Taking on an Ironman is a huge challenge. Not only is the event itself a mammoth feat of endurance, but training is also a massive commitment. Here’s what you need to know about preparing yourself for your Ironman.
Before starting any kind of training plan, first you need to establish if you can do an Ironman. As I said, it’s a huge challenge and not something to be taken lightly.
Can you swim? You should be capable of completing 3 1-hour swim sessions a week. You’ll want to aim to hold a pace of 2:00/100 yards for the 2.4 mile swim (around 1:20 overall).
Can you ride? You should be able to comfortably cycle for around 2 hours. You’ll want to aim hold an average speed of around 15 mph for the 112 cycle (around 7:30 overall).
Can you run? You should feel comfortable running for an hour and a half. You’ll want to aim to hold an pace of around 10:00/mile for the 26.2 mile marathon run (around 4:30 overall).
If you can do all of that then you would finish around the 13 hour mark. The time limit is 17 hours so you would have room to spare if you needed to slow down.
Get used to heart rate training
Your heart rate is a great indicator of the effectiveness of your training and your conditioning. This will also give you an idea of how intense your training sessions are since you will know how hard you’ve been working.
Lots of athletes leave their training too late and this is the best way to ensure that the Ironman won’t go well. If you really want to take your Ironman seriously then you will want to start your training at least 6 months before the date of the big race. The earlier you start your training plan, the better prepared you will be on the day.
Don’t get bogged down if you have to miss a training session for any kind of reason. Your training plan shouldn’t be so strictly rigid that you can’t adapt it for any reason. If you’re feeling tired and your body is crying out for a day off, do it and make the most of a rest day.
Pre-empt your grumpiness
Before you start on this mammoth journey of endurance, be sure to warn your friends, family, colleagues or just anyone you’ll ever see again, that you are not going to be the happiest you’ve ever been for the duration of your training.
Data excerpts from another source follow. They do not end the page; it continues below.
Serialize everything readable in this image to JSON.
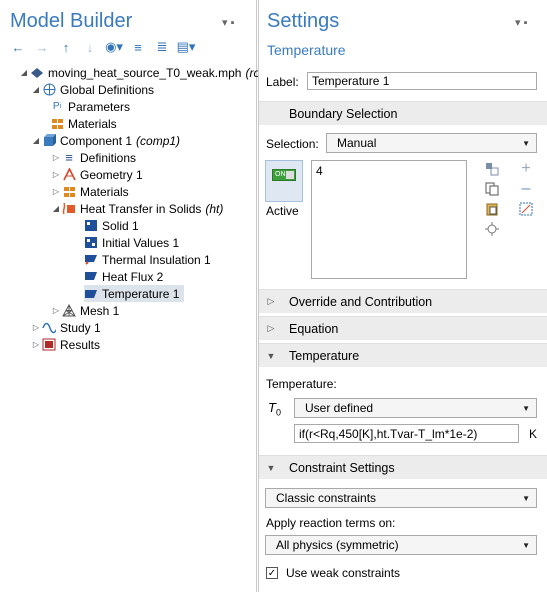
{
  "model_builder": {
    "title": "Model Builder",
    "pin": "▾ ▪",
    "tree": [
      {
        "label": "moving_heat_source_T0_weak.mph",
        "suffix": "(ro",
        "expander": "◢",
        "icon": "model-icon",
        "icon_color": "#3a5a8a"
      },
      {
        "label": "Global Definitions",
        "suffix": "",
        "expander": "◢",
        "icon": "globe-icon",
        "icon_color": "#3273b9"
      },
      {
        "label": "Parameters",
        "suffix": "",
        "expander": "",
        "icon": "parameters-icon",
        "icon_color": "#3273b9"
      },
      {
        "label": "Materials",
        "suffix": "",
        "expander": "",
        "icon": "materials-icon",
        "icon_color": "#e08a1e"
      },
      {
        "label": "Component 1",
        "suffix": "(comp1)",
        "expander": "◢",
        "icon": "component-icon",
        "icon_color": "#3a7bbf"
      },
      {
        "label": "Definitions",
        "suffix": "",
        "expander": "▷",
        "icon": "definitions-icon",
        "icon_color": "#2b4f8a"
      },
      {
        "label": "Geometry 1",
        "suffix": "",
        "expander": "▷",
        "icon": "geometry-icon",
        "icon_color": "#d9442b"
      },
      {
        "label": "Materials",
        "suffix": "",
        "expander": "▷",
        "icon": "materials-icon",
        "icon_color": "#e08a1e"
      },
      {
        "label": "Heat Transfer in Solids",
        "suffix": "(ht)",
        "expander": "◢",
        "icon": "heat-transfer-icon",
        "icon_color": "#e05a2b"
      },
      {
        "label": "Solid 1",
        "suffix": "",
        "expander": "",
        "icon": "solid-icon",
        "icon_color": "#1f4f99"
      },
      {
        "label": "Initial Values 1",
        "suffix": "",
        "expander": "",
        "icon": "initial-values-icon",
        "icon_color": "#1f4f99"
      },
      {
        "label": "Thermal Insulation 1",
        "suffix": "",
        "expander": "",
        "icon": "thermal-insulation-icon",
        "icon_color": "#1f4f99"
      },
      {
        "label": "Heat Flux 2",
        "suffix": "",
        "expander": "",
        "icon": "heat-flux-icon",
        "icon_color": "#1f4f99"
      },
      {
        "label": "Temperature 1",
        "suffix": "",
        "expander": "",
        "icon": "temperature-icon",
        "icon_color": "#1f4f99",
        "selected": true
      },
      {
        "label": "Mesh 1",
        "suffix": "",
        "expander": "▷",
        "icon": "mesh-icon",
        "icon_color": "#555555"
      },
      {
        "label": "Study 1",
        "suffix": "",
        "expander": "▷",
        "icon": "study-icon",
        "icon_color": "#3273b9"
      },
      {
        "label": "Results",
        "suffix": "",
        "expander": "▷",
        "icon": "results-icon",
        "icon_color": "#b02a2a"
      }
    ]
  },
  "settings": {
    "title": "Settings",
    "pin": "▾ ▪",
    "subtitle": "Temperature",
    "label_caption": "Label:",
    "label_value": "Temperature 1",
    "boundary_selection": {
      "section": "Boundary Selection",
      "selection_caption": "Selection:",
      "selection_value": "Manual",
      "list_value": "4",
      "toggle_text": "ON",
      "active_label": "Active"
    },
    "collapsed_sections": [
      "Override and Contribution",
      "Equation"
    ],
    "temperature_section": {
      "section": "Temperature",
      "caption": "Temperature:",
      "symbol": "T",
      "symbol_sub": "0",
      "mode": "User defined",
      "expression": "if(r<Rq,450[K],ht.Tvar-T_lm*1e-2)",
      "unit": "K"
    },
    "constraint_section": {
      "section": "Constraint Settings",
      "constraint_type": "Classic constraints",
      "reaction_caption": "Apply reaction terms on:",
      "reaction_value": "All physics (symmetric)",
      "weak_checkbox_label": "Use weak constraints",
      "weak_checked": true
    }
  }
}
When you’re taking part in as much exercise as you will be, it’s common to get cranky as a result of tiredness and fatigue so it’s best to forewarn everyone you know.
Keep on going
For a lot of sessions, you’ll be feeling pretty good and feel like you’re smashing it. For the rest of your training you’ll feel pretty empty and flat and tired. This is perfectly normal and you will have to just keep trudging along and get the training done. Your body will slowly get used to the training load and you will start to feel less like you’re just getting it done and more like it’s effective training, but you will have to work hard to get to that point.
Having one great day of training to then find you’ve just put yourself in a hole for the next few days isn’t the right way to train. Not every single training session should be a test so try and keep the intensity of your sessions consistent so you don’t empty your tank and hinder the rest of your training.
Recovery is key
A training session is only as good as it’s recovery. It’s all well and good having a great session on the bike and getting lots of work done, but if you don’t recovery properly, then you can end up with an injury or illness. Make sure you don’t forget to task rest days to give your body a chance to recover from the strain you’re putting on it. Rest, along with proper eating and drinking will massively help keep your body in shape and your training on track. You will need to keep your energy stores replenished so as soon as you finish a big workout, get some fuel in so you’re ready for the next one.
A refreshing ice bath is a great idea to sooth your tired muscles and to relax you after a tough training session. However, nothing can beat a good sleep when it comes to recovery. So make sure you’re getting as much sleep as you feasibly can do to avoid fatigue.